Jestem w trakcie czytania książek Kathy Reichs na podstawie których powstał Bones, a że z doświadczenia wiem, że nie warto mieszać książki z filmem/serialem, to raczej się za niego nie zabiorę, no chyba, że za kilka lat, kiedy już zapomnę o tym co działo się w książce i nie będę porównywała jej z serialem.
Co do motywu martwego rodzica, to jest on dość popularny. Wystarczy tylko spojrzeć na Castle(matka Becket) czy Chirurgów(ojciec Dereka). W każdym razie nie można mówić o podobieństwie bo na tyle seriali ile powstało nie możliwe jest aby w każdym był inny wątek, choć nie mówię, że twórcy nie wzorowali się na Bones.
No i jeszcze tajemnica śmierci ojca Megan. Tego, że został zamordowany, byłam pewna niemalże od początku.
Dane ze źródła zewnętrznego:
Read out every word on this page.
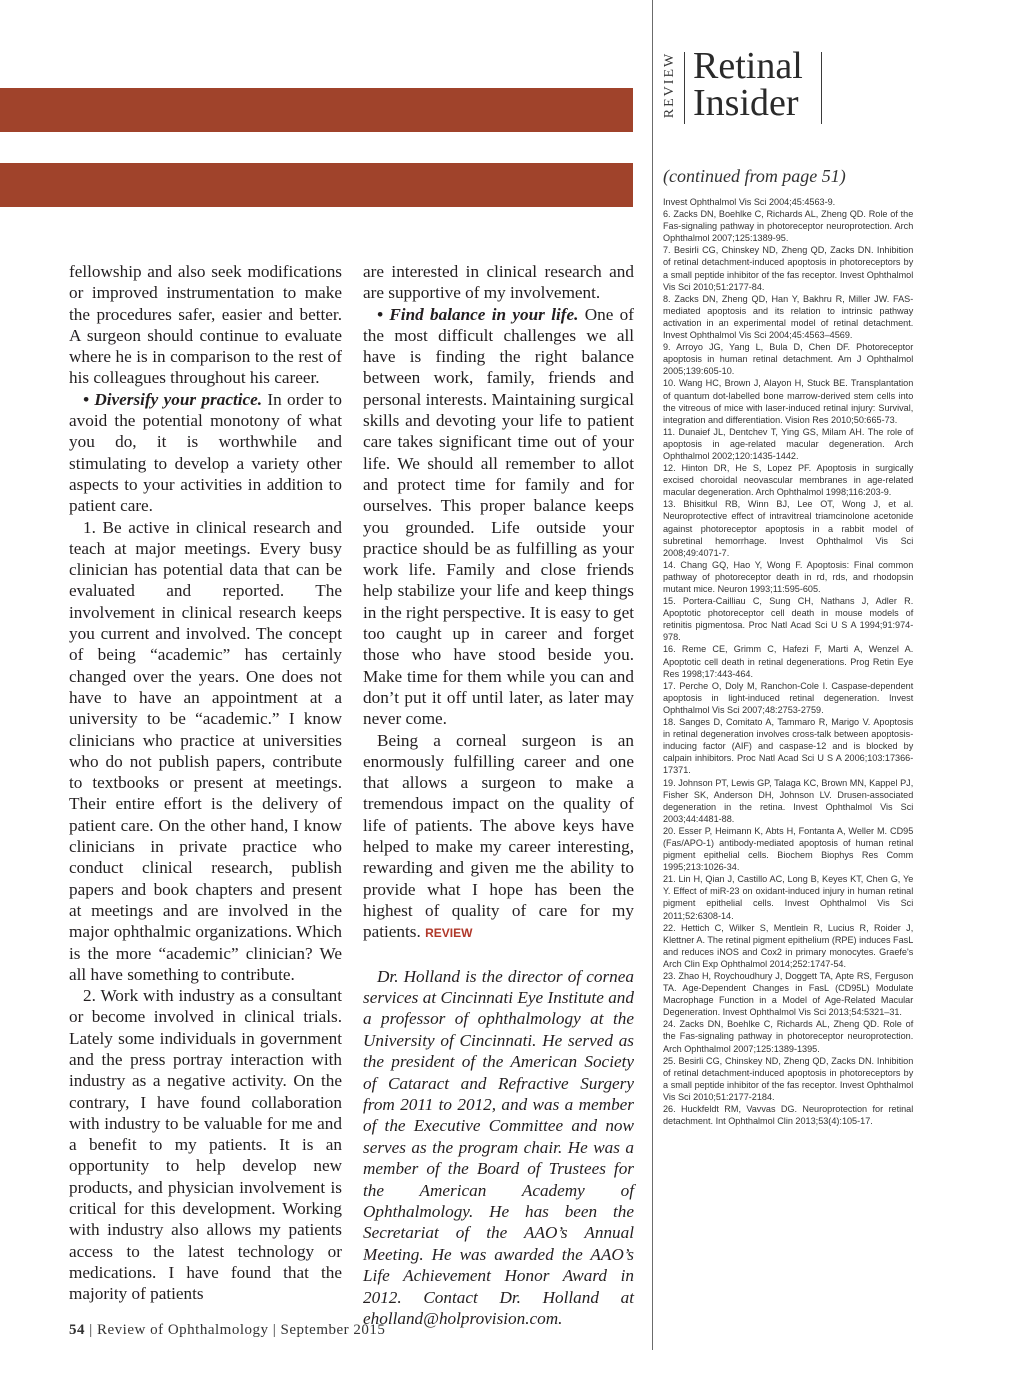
REVIEW Retinal
Insider
(continued from page 51)

fellowship and also seek modifications or improved instrumentation to make the procedures safer, easier and better. A surgeon should continue to evaluate where he is in comparison to the rest of his colleagues throughout his career.

• Diversify your practice. In order to avoid the potential monotony of what you do, it is worthwhile and stimulating to develop a variety other aspects to your activities in addition to patient care.

1. Be active in clinical research and teach at major meetings. Every busy clinician has potential data that can be evaluated and reported. The involvement in clinical research keeps you current and involved. The concept of being “academic” has certainly changed over the years. One does not have to have an appointment at a university to be “academic.” I know clinicians who practice at universities who do not publish papers, contribute to textbooks or present at meetings. Their entire effort is the delivery of patient care. On the other hand, I know clinicians in private practice who conduct clinical research, publish papers and book chapters and present at meetings and are involved in the major ophthalmic organizations. Which is the more “academic” clinician? We all have something to contribute.

2. Work with industry as a consultant or become involved in clinical trials. Lately some individuals in government and the press portray interaction with industry as a negative activity. On the contrary, I have found collaboration with industry to be valuable for me and a benefit to my patients. It is an opportunity to help develop new products, and physician involvement is critical for this development. Working with industry also allows my patients access to the latest technology or medications. I have found that the majority of patients

are interested in clinical research and are supportive of my involvement.

• Find balance in your life. One of the most difficult challenges we all have is finding the right balance between work, family, friends and personal interests. Maintaining surgical skills and devoting your life to patient care takes significant time out of your life. We should all remember to allot and protect time for family and for ourselves. This proper balance keeps you grounded. Life outside your practice should be as fulfilling as your work life. Family and close friends help stabilize your life and keep things in the right perspective. It is easy to get too caught up in career and forget those who have stood beside you. Make time for them while you can and don’t put it off until later, as later may never come.

Being a corneal surgeon is an enormously fulfilling career and one that allows a surgeon to make a tremendous impact on the quality of life of patients. The above keys have helped to make my career interesting, rewarding and given me the ability to provide what I hope has been the highest of quality of care for my patients. REVIEW

Dr. Holland is the director of cornea services at Cincinnati Eye Institute and a professor of ophthalmology at the University of Cincinnati. He served as the president of the American Society of Cataract and Refractive Surgery from 2011 to 2012, and was a member of the Executive Committee and now serves as the program chair. He was a member of the Board of Trustees for the American Academy of Ophthalmology. He has been the Secretariat of the AAO’s Annual Meeting. He was awarded the AAO’s Life Achievement Honor Award in 2012. Contact Dr. Holland at eholland@holprovision.com.

Invest Ophthalmol Vis Sci 2004;45:4563-9.

6. Zacks DN, Boehlke C, Richards AL, Zheng QD. Role of the Fas-signaling pathway in photoreceptor neuroprotection. Arch Ophthalmol 2007;125:1389-95.

7. Besirli CG, Chinskey ND, Zheng QD, Zacks DN. Inhibition of retinal detachment-induced apoptosis in photoreceptors by a small peptide inhibitor of the fas receptor. Invest Ophthalmol Vis Sci 2010;51:2177-84.

8. Zacks DN, Zheng QD, Han Y, Bakhru R, Miller JW. FAS-mediated apoptosis and its relation to intrinsic pathway activation in an experimental model of retinal detachment. Invest Ophthalmol Vis Sci 2004;45:4563–4569.

9. Arroyo JG, Yang L, Bula D, Chen DF. Photoreceptor apoptosis in human retinal detachment. Am J Ophthalmol 2005;139:605-10.

10. Wang HC, Brown J, Alayon H, Stuck BE. Transplantation of quantum dot-labelled bone marrow-derived stem cells into the vitreous of mice with laser-induced retinal injury: Survival, integration and differentiation. Vision Res 2010;50:665-73.

11. Dunaief JL, Dentchev T, Ying GS, Milam AH. The role of apoptosis in age-related macular degeneration. Arch Ophthalmol 2002;120:1435-1442.

12. Hinton DR, He S, Lopez PF. Apoptosis in surgically excised choroidal neovascular membranes in age-related macular degeneration. Arch Ophthalmol 1998;116:203-9.

13. Bhisitkul RB, Winn BJ, Lee OT, Wong J, et al. Neuroprotective effect of intravitreal triamcinolone acetonide against photoreceptor apoptosis in a rabbit model of subretinal hemorrhage. Invest Ophthalmol Vis Sci 2008;49:4071-7.

14. Chang GQ, Hao Y, Wong F. Apoptosis: Final common pathway of photoreceptor death in rd, rds, and rhodopsin mutant mice. Neuron 1993;11:595-605.

15. Portera-Cailliau C, Sung CH, Nathans J, Adler R. Apoptotic photoreceptor cell death in mouse models of retinitis pigmentosa. Proc Natl Acad Sci U S A 1994;91:974-978.

16. Reme CE, Grimm C, Hafezi F, Marti A, Wenzel A. Apoptotic cell death in retinal degenerations. Prog Retin Eye Res 1998;17:443-464.

17. Perche O, Doly M, Ranchon-Cole I. Caspase-dependent apoptosis in light-induced retinal degeneration. Invest Ophthalmol Vis Sci 2007;48:2753-2759.

18. Sanges D, Comitato A, Tammaro R, Marigo V. Apoptosis in retinal degeneration involves cross-talk between apoptosis-inducing factor (AIF) and caspase-12 and is blocked by calpain inhibitors. Proc Natl Acad Sci U S A 2006;103:17366-17371.

19. Johnson PT, Lewis GP, Talaga KC, Brown MN, Kappel PJ, Fisher SK, Anderson DH, Johnson LV. Drusen-associated degeneration in the retina. Invest Ophthalmol Vis Sci 2003;44:4481-88.

20. Esser P, Heimann K, Abts H, Fontanta A, Weller M. CD95 (Fas/APO-1) antibody-mediated apoptosis of human retinal pigment epithelial cells. Biochem Biophys Res Comm 1995;213:1026-34.

21. Lin H, Qian J, Castillo AC, Long B, Keyes KT, Chen G, Ye Y. Effect of miR-23 on oxidant-induced injury in human retinal pigment epithelial cells. Invest Ophthalmol Vis Sci 2011;52:6308-14.

22. Hettich C, Wilker S, Mentlein R, Lucius R, Roider J, Klettner A. The retinal pigment epithelium (RPE) induces FasL and reduces iNOS and Cox2 in primary monocytes. Graefe's Arch Clin Exp Ophthalmol 2014;252:1747-54.

23. Zhao H, Roychoudhury J, Doggett TA, Apte RS, Ferguson TA. Age-Dependent Changes in FasL (CD95L) Modulate Macrophage Function in a Model of Age-Related Macular Degeneration. Invest Ophthalmol Vis Sci 2013;54:5321–31.

24. Zacks DN, Boehlke C, Richards AL, Zheng QD. Role of the Fas-signaling pathway in photoreceptor neuroprotection. Arch Ophthalmol 2007;125:1389-1395.

25. Besirli CG, Chinskey ND, Zheng QD, Zacks DN. Inhibition of retinal detachment-induced apoptosis in photoreceptors by a small peptide inhibitor of the fas receptor. Invest Ophthalmol Vis Sci 2010;51:2177-2184.

26. Huckfeldt RM, Vavvas DG. Neuroprotection for retinal detachment. Int Ophthalmol Clin 2013;53(4):105-17.

54 | Review of Ophthalmology | September 2015
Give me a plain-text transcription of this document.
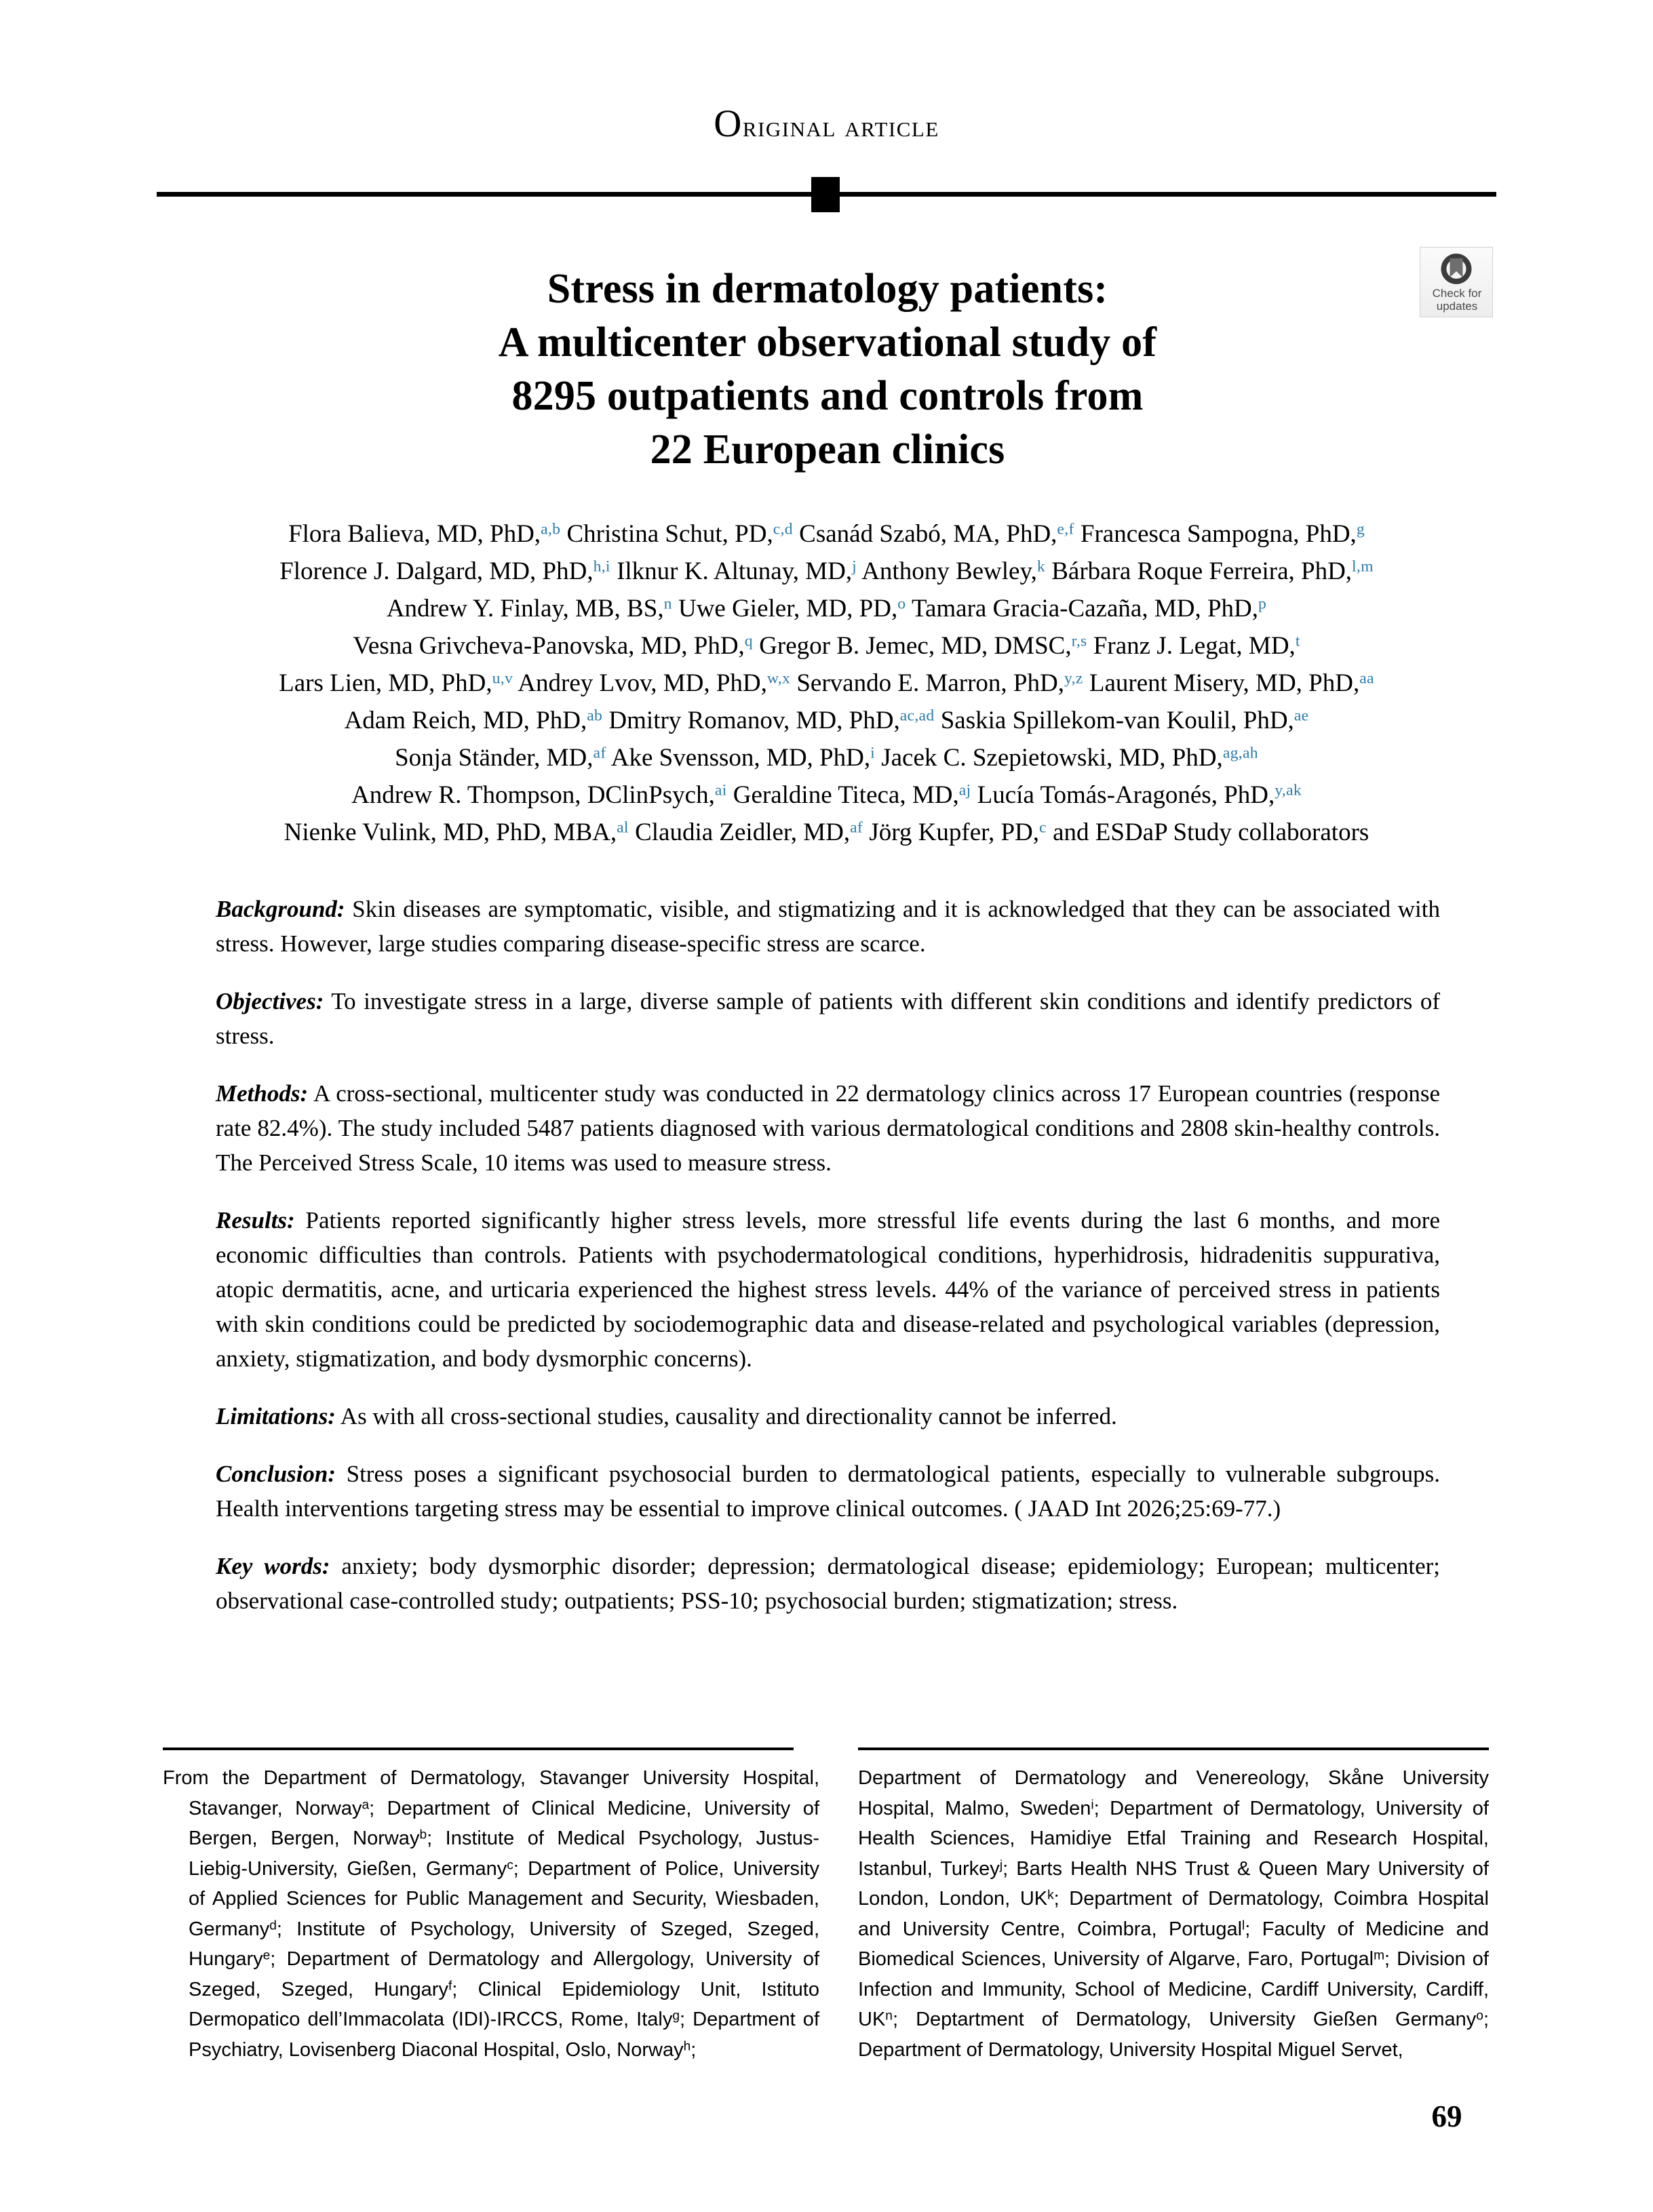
Original article
Stress in dermatology patients:
A multicenter observational study of
8295 outpatients and controls from
22 European clinics
Check for
updates
Flora Balieva, MD, PhD,$^{a,b}$ Christina Schut, PD,$^{c,d}$ Csanád Szabó, MA, PhD,$^{e,f}$ Francesca Sampogna, PhD,$^g$
Florence J. Dalgard, MD, PhD,$^{h,i}$ Ilknur K. Altunay, MD,$^j$ Anthony Bewley,$^k$ Bárbara Roque Ferreira, PhD,$^{l,m}$
Andrew Y. Finlay, MB, BS,$^n$ Uwe Gieler, MD, PD,$^o$ Tamara Gracia-Cazaña, MD, PhD,$^p$
Vesna Grivcheva-Panovska, MD, PhD,$^q$ Gregor B. Jemec, MD, DMSC,$^{r,s}$ Franz J. Legat, MD,$^t$
Lars Lien, MD, PhD,$^{u,v}$ Andrey Lvov, MD, PhD,$^{w,x}$ Servando E. Marron, PhD,$^{y,z}$ Laurent Misery, MD, PhD,$^{aa}$
Adam Reich, MD, PhD,$^{ab}$ Dmitry Romanov, MD, PhD,$^{ac,ad}$ Saskia Spillekom-van Koulil, PhD,$^{ae}$
Sonja Ständer, MD,$^{af}$ Ake Svensson, MD, PhD,$^i$ Jacek C. Szepietowski, MD, PhD,$^{ag,ah}$
Andrew R. Thompson, DClinPsych,$^{ai}$ Geraldine Titeca, MD,$^{aj}$ Lucía Tomás-Aragonés, PhD,$^{y,ak}$
Nienke Vulink, MD, PhD, MBA,$^{al}$ Claudia Zeidler, MD,$^{af}$ Jörg Kupfer, PD,$^c$ and ESDaP Study collaborators

Background: Skin diseases are symptomatic, visible, and stigmatizing and it is acknowledged that they can be associated with stress. However, large studies comparing disease-specific stress are scarce.

Objectives: To investigate stress in a large, diverse sample of patients with different skin conditions and identify predictors of stress.

Methods: A cross-sectional, multicenter study was conducted in 22 dermatology clinics across 17 European countries (response rate 82.4%). The study included 5487 patients diagnosed with various dermatological conditions and 2808 skin-healthy controls. The Perceived Stress Scale, 10 items was used to measure stress.

Results: Patients reported significantly higher stress levels, more stressful life events during the last 6 months, and more economic difficulties than controls. Patients with psychodermatological conditions, hyperhidrosis, hidradenitis suppurativa, atopic dermatitis, acne, and urticaria experienced the highest stress levels. 44% of the variance of perceived stress in patients with skin conditions could be predicted by sociodemographic data and disease-related and psychological variables (depression, anxiety, stigmatization, and body dysmorphic concerns).

Limitations: As with all cross-sectional studies, causality and directionality cannot be inferred.

Conclusion: Stress poses a significant psychosocial burden to dermatological patients, especially to vulnerable subgroups. Health interventions targeting stress may be essential to improve clinical outcomes. ( JAAD Int 2026;25:69-77.)

Key words: anxiety; body dysmorphic disorder; depression; dermatological disease; epidemiology; European; multicenter; observational case-controlled study; outpatients; PSS-10; psychosocial burden; stigmatization; stress.

From the Department of Dermatology, Stavanger University Hospital, Stavanger, Norway$^a$; Department of Clinical Medicine, University of Bergen, Bergen, Norway$^b$; Institute of Medical Psychology, Justus-Liebig-University, Gießen, Germany$^c$; Department of Police, University of Applied Sciences for Public Management and Security, Wiesbaden, Germany$^d$; Institute of Psychology, University of Szeged, Szeged, Hungary$^e$; Department of Dermatology and Allergology, University of Szeged, Szeged, Hungary$^f$; Clinical Epidemiology Unit, Istituto Dermopatico dell’Immacolata (IDI)-IRCCS, Rome, Italy$^g$; Department of Psychiatry, Lovisenberg Diaconal Hospital, Oslo, Norway$^h$;
Department of Dermatology and Venereology, Skåne University Hospital, Malmo, Sweden$^i$; Department of Dermatology, University of Health Sciences, Hamidiye Etfal Training and Research Hospital, Istanbul, Turkey$^j$; Barts Health NHS Trust & Queen Mary University of London, London, $UK^k$; Department of Dermatology, Coimbra Hospital and University Centre, Coimbra, Portugal$^l$; Faculty of Medicine and Biomedical Sciences, University of Algarve, Faro, Portugal$^m$; Division of Infection and Immunity, School of Medicine, Cardiff University, Cardiff, $UK^n$; Deptartment of Dermatology, University Gießen Germany$^o$; Department of Dermatology, University Hospital Miguel Servet,
69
Ostatnio zrobiłam sobie mały maraton pierwszego sezonu i bodajże w odcinku ósmym(zamordowany detektyw), kiedy Megan prosi matkę o podpisanie wniosku o ekshumację swojego ojca, matka mówi coś w stylu "Nie wszystko jest tajemnicą". Nie wiem czemu, ale poczułam, że ona coś wie, no i jeszcze ta akcja z listem, niezbyt normalne zachowanie.